2.4. Naar het oordeel van de Raad boden deze medische adviezen voldoende grondslag voor het bestreden besluit. Zij zijn zorgvuldig opgesteld en appellante heeft geen objectieve medische gegevens overgelegd die aan de juistheid van de conclusie doen twijfelen. Om van invalidering te kunnen spreken, moet in het zogenoemde AMA-systeem sprake zijn van beperkingen op twee van de vier onderscheiden aspecten van persoonlijk functioneren. Deze aspecten betreffen: “dagelijkse activiteiten”, “sociaal functioneren”, “concentratie, doorzettingsvermogen en tempo” en “aanpassing aan stressvolle omstandigheden”. Het rapport van Bellville laat duidelijk zien dat appellante slechts op één van deze vier aspecten, te weten de aanpassing aan stressvolle omstan-digheden, wezenlijke beperkingen ondervindt die aan haar psychische klachten zijn toe te schrijven. De opvatting van Bellville vindt bevestiging in de gegevens van de huisarts.

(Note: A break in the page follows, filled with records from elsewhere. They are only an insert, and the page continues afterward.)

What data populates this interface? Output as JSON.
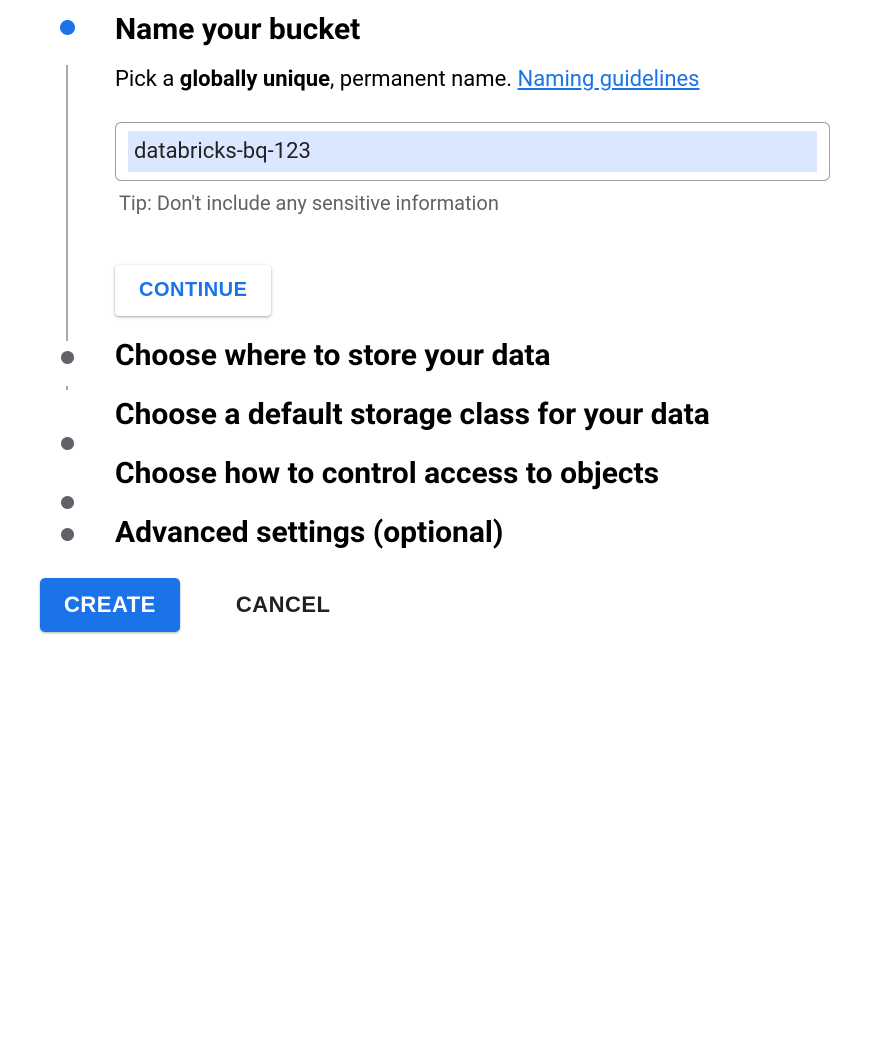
{
  "steps": {
    "name": {
      "title": "Name your bucket",
      "subtitle_prefix": "Pick a ",
      "subtitle_bold": "globally unique",
      "subtitle_suffix": ", permanent name. ",
      "link_text": "Naming guidelines",
      "input_value": "databricks-bq-123",
      "tip": "Tip: Don't include any sensitive information",
      "continue_label": "CONTINUE"
    },
    "location": {
      "title": "Choose where to store your data"
    },
    "storage_class": {
      "title": "Choose a default storage class for your data"
    },
    "access": {
      "title": "Choose how to control access to objects"
    },
    "advanced": {
      "title": "Advanced settings (optional)"
    }
  },
  "footer": {
    "create_label": "CREATE",
    "cancel_label": "CANCEL"
  }
}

De huisarts wijst erop dat appellante zich goed aan haar chronische angstgevoelens heeft aangepast en haar gebruikelijke dagelijkse activiteiten heeft weten te handhaven, zij het niet altijd op een hoog niveau. Beide artsen zijn het erover eens dat de beperkingen naar verhouding gering zijn en dat dit is te danken aan de veerkrachtige manier waarop appellante met haar klachten omgaat.
2.5. Verweerder heeft zich dan ook op goede gronden op het standpunt gesteld dat het door appellante ondergane oorlogsgeweld (nog) niet tot blijvende invaliditeit heeft geleid. Dit betekent dat appellante geen burger-oorlogsslachtoffer is, zoals in de Wubo omschreven.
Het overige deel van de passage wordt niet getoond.